することもないので、町中をぶらぶらしてみるかな。

隆を残し、カフェを後にする。
町の中心広場から少しいくとすぐに住宅地になり
路地で子供たちが遊んでる。もう夜8時くらいなんだが
親が呼び戻そうともしてないのを見ると、安全な町なのかもしれない。

広場にもどると遠くの方に小さい空き地があって
何やら少年たちがサッカーをしてる。
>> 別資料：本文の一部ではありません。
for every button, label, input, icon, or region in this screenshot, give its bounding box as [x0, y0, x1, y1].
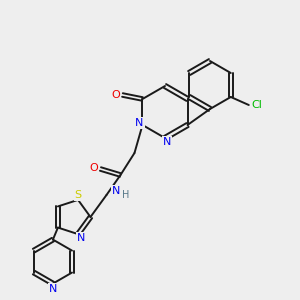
Text: O: O [89, 163, 98, 173]
Text: O: O [111, 90, 120, 100]
Text: H: H [122, 190, 129, 200]
Text: N: N [163, 137, 171, 147]
Text: Cl: Cl [251, 100, 262, 110]
Text: N: N [112, 186, 121, 196]
Text: N: N [77, 233, 85, 243]
Text: N: N [135, 118, 144, 128]
Text: N: N [49, 284, 57, 294]
Text: S: S [74, 190, 82, 200]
よし、いっちょ行ってみるか!

急いで車に戻り靴に履き替えて向かう。
とは言ってもこっちから仲間に入れてくれなんて言う勇気はないよ。
外から黙って見てるわけ、じー~とね。

案の定しばらくすると、中の一人がこっちに気づいて誘ってきた。
それでも、如何にも待ってました、はい喜んでみたいな野暮なことはしない。
しょうがねぇなーやってやるか、みたいに行くわけ。

ま、ばっちり靴まではいて見るからにやる気満々なんだけどね(笑)
とにかく最初が肝心だ。

破れたフェンスから体を滑り込ませて空き地に入る。
自己紹介もそこそこに、さぁ試合開始だ。
メンバーは小学生かた高校生くらいまでの奴が俺を含めて8人で、4人対4人だ。

おそらくアラル海でサッカーする初の日本人なんじゃないだろうか。

むむ?つまりだ、ここで万が一にでも俺が不甲斐ないプレーをすれば
NIPPONがその程度だと思われてしまうではないか。
それはまずい。

まぁ、簡単にいえばロシアの本田みたいなもんだ。それがここでは俺なわけ、責任重大だよ。

そうこうしてると、いきなり俺の方にポーンとボールが飛んできた。
取りにいくと、ドスンっ!
後ろから吹っ飛ばされたわけだ。

見るとみんなヘラヘラ笑ってやがる。
リーガ・アラルの洗礼だ。バカヤロウ、舐めんなよ。
すぐさまボールと取りに行って、ゴールへ一直線っ...

と思いきや、あれっ?ボールが全く進まないよ...
とういうのも空き地全体が砂に埋まってて
もはやビーチサッカーみたいになってるから全く思い通りにいかない。

それでも俺以外のみんなは慣れた足さばきで器用にボールを運んでるではないか...
いやいや、関心してる場合じゃない!

そしてついにきた。
試合開始から10分あまり、左サイドから抜け出て
そのまま思い切りふり抜いた。ゴーーーール!!!!
念願の初ゴールに、仲間がきてハイタッチだ
何を言ってるのかは理解できないが
とりあえずお互いの距離がぐっと縮まった気がして嬉しい。

その後も試合は延々続き
1時間くらいして点数は10対14、4点のビハインドらしい。
よく覚えてるよな。

すると...

急にワァー!ってみんなが騒ぎ出したかと思うと
突然一人が空き地の外に走っていった。
良く見ると女の子が一人空き地の横を通りすぎるとこだ。

はは~そういうことかw

どうも彼女はみんなのアイドルなんだな。
見てると、走っていった奴がその子から何やらペットボトルをもらって飲みだしたぞ。
すると、今度は全員が試合そっちのけで走っていった...

おいおい、試合はどうすんだよ(笑)

そう思いながら誰も居なくなった空き地を見回すと
一番小っさい少年が一人ぽつーんと残り、
やれやれ...みたいな感じで、はしゃぎ回る皆を冷ややかに見つめてる。

やれやれ

さぁ、そしたら俺もそろそろ戻るかな。
そう思って皆へ別れを告げにいくと

「明日もまたこいよ!」みたいなことを言われた。

「ははは。またいつかな...」

そう答えたものの。
おそらくもうこの町に来ることは無いだろう。
名残惜しさを感じつつも、脱いであったドロドロのシャツを拾ってカフェに戻った。
ドアを押しあけて入ると、この世の終わりみたいに暗い店内の端っこに隆がぽつんといた。
こんな店でも二度と来ないのかと思うと寂しい。

さぁ、明日は念願のアラル海だ。早めに寝ようっと。